Всё происшедшее с тобой кажется мне нелепым сном. Кому это нужно? В чем смысл шельмования преданного партии человека?

1937 год».

Письмо третье:

«Дорогой товарищ Сталин!

Бывают положения, когда рядовому члену партии нет иного исхода, кроме как обратиться к Вам, – именно в таком положении нахожусь я сейчас. На днях особое совещание приговорило к пяти годам лагеря Марианну Анатольевну Герасимову, мою бывшую жену, оставшуюся на всю жизнь моим лучшим другом и товарищем, человека, которому в молодости я посвятил свою первую книгу “Неделя”. Я не знаю, в чем обвиняют Марианну Герасимову Но я знаю все мысли и чувства этого человека. Вместе с этим человеком вступал я в революцию. И я уверен, что она невиновна, что здесь имеет место какой-либо гнусный оговор или несчастное стечение обстоятельств. Я уверен в этом, так как знаю, что Марианна Герасимова – коммунист поразительной душевной чистоты, стойкости, высокой большевистской сознательности. До 1935 года она работала в НКВД, и ее могли оговорить те враги народа, которые работали вместе с ней. Я уверен, что она не могла сделать ничего такого, что было бы преступно направлено против Советской власти.
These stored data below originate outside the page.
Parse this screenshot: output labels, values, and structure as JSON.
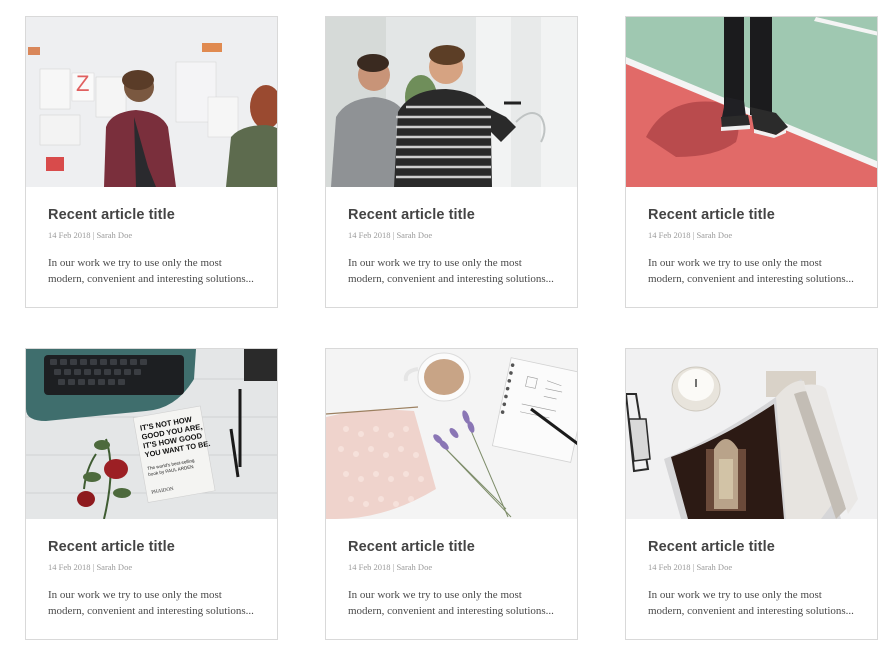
{
  "articles": [
    {
      "title": "Recent article title",
      "meta": "14 Feb 2018 | Sarah Doe",
      "excerpt": "In our work we try to use only the most modern, convenient and interesting solutions...",
      "image": "office-whiteboard-team-photo",
      "image_text": {
        "letter": "Z"
      }
    },
    {
      "title": "Recent article title",
      "meta": "14 Feb 2018 | Sarah Doe",
      "excerpt": "In our work we try to use only the most modern, convenient and interesting solutions...",
      "image": "two-men-writing-on-whiteboard-photo"
    },
    {
      "title": "Recent article title",
      "meta": "14 Feb 2018 | Sarah Doe",
      "excerpt": "In our work we try to use only the most modern, convenient and interesting solutions...",
      "image": "person-standing-on-sports-court-photo"
    },
    {
      "title": "Recent article title",
      "meta": "14 Feb 2018 | Sarah Doe",
      "excerpt": "In our work we try to use only the most modern, convenient and interesting solutions...",
      "image": "typewriter-book-roses-desk-photo",
      "image_text": {
        "book_line1": "IT'S NOT HOW",
        "book_line2": "GOOD YOU ARE,",
        "book_line3": "IT'S HOW GOOD",
        "book_line4": "YOU WANT TO BE.",
        "book_sub1": "The world's best-selling",
        "book_sub2": "book by PAUL ARDEN",
        "book_publisher": "PHAIDON"
      }
    },
    {
      "title": "Recent article title",
      "meta": "14 Feb 2018 | Sarah Doe",
      "excerpt": "In our work we try to use only the most modern, convenient and interesting solutions...",
      "image": "knitting-coffee-notebook-flatlay-photo"
    },
    {
      "title": "Recent article title",
      "meta": "14 Feb 2018 | Sarah Doe",
      "excerpt": "In our work we try to use only the most modern, convenient and interesting solutions...",
      "image": "magazine-candle-glasses-flatlay-photo"
    }
  ],
  "colors": {
    "title": "#444444",
    "meta": "#9a9a9a",
    "text": "#4a4a4a",
    "border": "#d9d9d9"
  }
}
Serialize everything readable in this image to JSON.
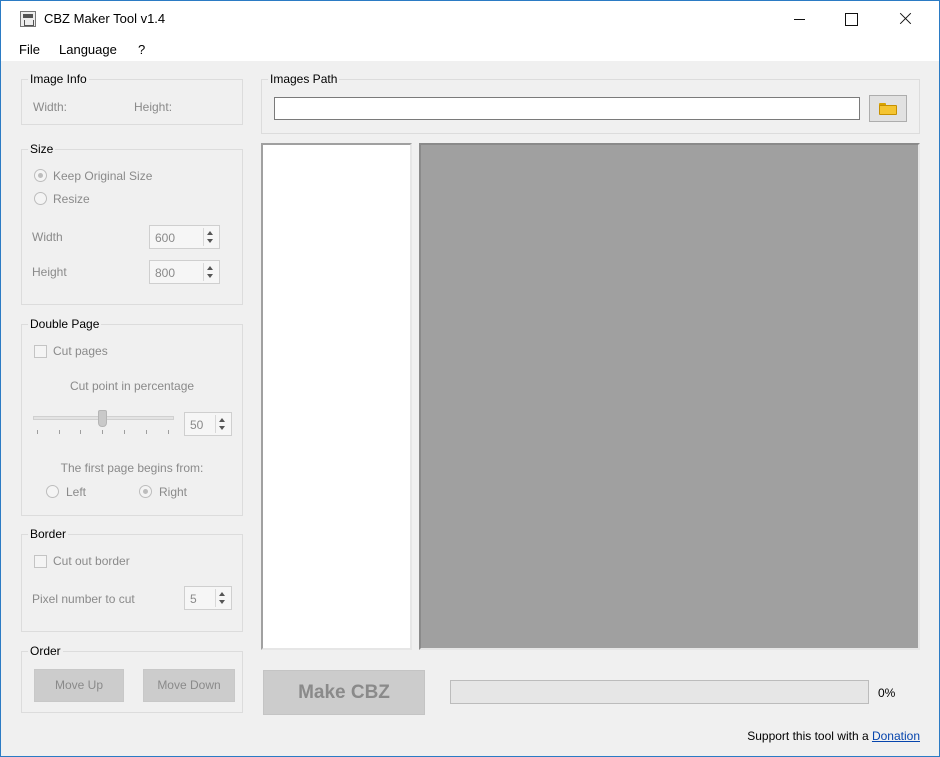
{
  "window": {
    "title": "CBZ Maker Tool  v1.4"
  },
  "menu": {
    "file": "File",
    "language": "Language",
    "help": "?"
  },
  "image_info": {
    "title": "Image Info",
    "width_label": "Width:",
    "height_label": "Height:"
  },
  "size": {
    "title": "Size",
    "keep_original": "Keep Original Size",
    "resize": "Resize",
    "width_label": "Width",
    "width_value": "600",
    "height_label": "Height",
    "height_value": "800"
  },
  "double_page": {
    "title": "Double Page",
    "cut_pages": "Cut pages",
    "cut_point_label": "Cut point in percentage",
    "cut_point_value": "50",
    "cut_point_percent": 50,
    "first_page_label": "The first page begins from:",
    "left": "Left",
    "right": "Right"
  },
  "border": {
    "title": "Border",
    "cut_border": "Cut out border",
    "pixel_label": "Pixel number to cut",
    "pixel_value": "5"
  },
  "order": {
    "title": "Order",
    "move_up": "Move Up",
    "move_down": "Move Down"
  },
  "images_path": {
    "title": "Images Path",
    "value": ""
  },
  "actions": {
    "make_cbz": "Make CBZ"
  },
  "progress": {
    "percent": 0,
    "label": "0%"
  },
  "footer": {
    "support_text": "Support this tool with a ",
    "donation_link": "Donation"
  },
  "colors": {
    "window_bg": "#f0f0f0",
    "preview_bg": "#a0a0a0",
    "accent_border": "#2b7bc4",
    "link": "#0645ad"
  }
}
Не я один так думаю. Не говоря уже о том, что я готов хоть сейчас назвать не менее десяти человек, коммунистов и беспартийных, которые подпишутся под каждым словом этого письма, – все, кто мало-мальски близко знает этого человека, удивлены, огорошены, больше скажу, дезориентированы этим арестом. С 1935 года она на пенсии по временной инвалидности, после мозговой болезни. Эта мозговая болезнь является следствием многолетнего переутомления. Этот человек отдал свой мозг революции – и вот ее, страдающую страшными припадками головной боли, доводящей ее до потери сознания, – арестовывают. Товарищ Сталин, я уверен, что напрасно!